Schlechter Betreuungsschlüssel für Thüringer Kinder

Die heute vorgelegten Zahlen des Statistischen Bundesamtes zeigen, dass Thüringen mit dem neuen Kita-Gesetz einen wichtigen, aber längst nicht ausreichenden Schritt hinsichtlich der Betreuung der Kindergarten-Kinder gegangen ist.

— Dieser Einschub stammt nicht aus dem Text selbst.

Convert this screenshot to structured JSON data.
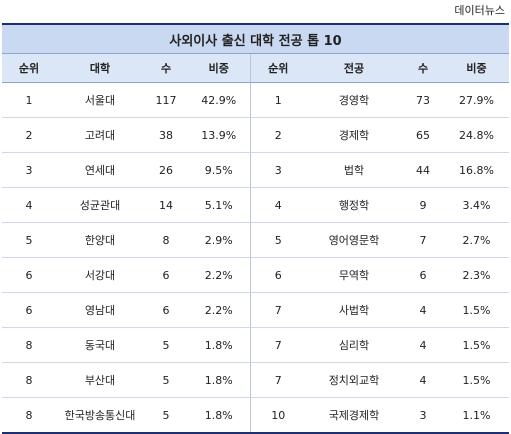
{
  "source": "데이터뉴스",
  "title": "사외이사 출신 대학 전공 톱 10",
  "headers": {
    "left": [
      "순위",
      "대학",
      "수",
      "비중"
    ],
    "right": [
      "순위",
      "전공",
      "수",
      "비중"
    ]
  },
  "left_rows": [
    [
      "1",
      "서울대",
      "117",
      "42.9%"
    ],
    [
      "2",
      "고려대",
      "38",
      "13.9%"
    ],
    [
      "3",
      "연세대",
      "26",
      "9.5%"
    ],
    [
      "4",
      "성균관대",
      "14",
      "5.1%"
    ],
    [
      "5",
      "한양대",
      "8",
      "2.9%"
    ],
    [
      "6",
      "서강대",
      "6",
      "2.2%"
    ],
    [
      "6",
      "영남대",
      "6",
      "2.2%"
    ],
    [
      "8",
      "동국대",
      "5",
      "1.8%"
    ],
    [
      "8",
      "부산대",
      "5",
      "1.8%"
    ],
    [
      "8",
      "한국방송통신대",
      "5",
      "1.8%"
    ]
  ],
  "right_rows": [
    [
      "1",
      "경영학",
      "73",
      "27.9%"
    ],
    [
      "2",
      "경제학",
      "65",
      "24.8%"
    ],
    [
      "3",
      "법학",
      "44",
      "16.8%"
    ],
    [
      "4",
      "행정학",
      "9",
      "3.4%"
    ],
    [
      "5",
      "영어영문학",
      "7",
      "2.7%"
    ],
    [
      "6",
      "무역학",
      "6",
      "2.3%"
    ],
    [
      "7",
      "사법학",
      "4",
      "1.5%"
    ],
    [
      "7",
      "심리학",
      "4",
      "1.5%"
    ],
    [
      "7",
      "정치외교학",
      "4",
      "1.5%"
    ],
    [
      "10",
      "국제경제학",
      "3",
      "1.1%"
    ]
  ]
}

Obwohl die Gesamtzahlen über das ganze Jahr hinweg auch die Zahlen vor der Gesetzesnovellierung beinhalten, kann jetzt schon festgestellt werden, dass der Betreuungsschlüssel für ältere Kinder deutlich schlechter ist als der in anderen Bundesländern. „Die Zahlen bestätigen, was wir immer gesagt haben“, betont Margit Jung, familienpolitische Sprecherin der Fraktion DIE LINKE im Thüringer Landtag: „Mit dem neuen Betreuungsschlüssel gelingt es uns gerade, die Defizite abzumildern. Von einer guten Kinder-Erzieher-Relation sind wir noch weit entfernt.“

Daran ändere auch nichts, dass das verabschiedete Gesetz auf der Grundlage des Volksbegehrens-Gesetzes formuliert worden sei und alle Fraktionen diesem zugestimmt hätten. „Von vorneherein waren diesem Gesetz durch die Volksbegehrens-Vorschriften enge finanzielle Grenzen gesetzt“, erinnert Frau Jung an die Diskussion um den Gesetzentwurf des Trägerkreises. Auch politisch sei nicht mehr durchzusetzen gewesen. Das beweise nun auch die zögerliche Umsetzung des lange beschlossenen Gesetzes. „Die schlechte Finanzausstattung der Kommunen befördert den Willen, einen besseren Betreuungsschlüssel für die Kinder zu realisieren, nicht wirklich“, konstatiert die Familienpolitikerin.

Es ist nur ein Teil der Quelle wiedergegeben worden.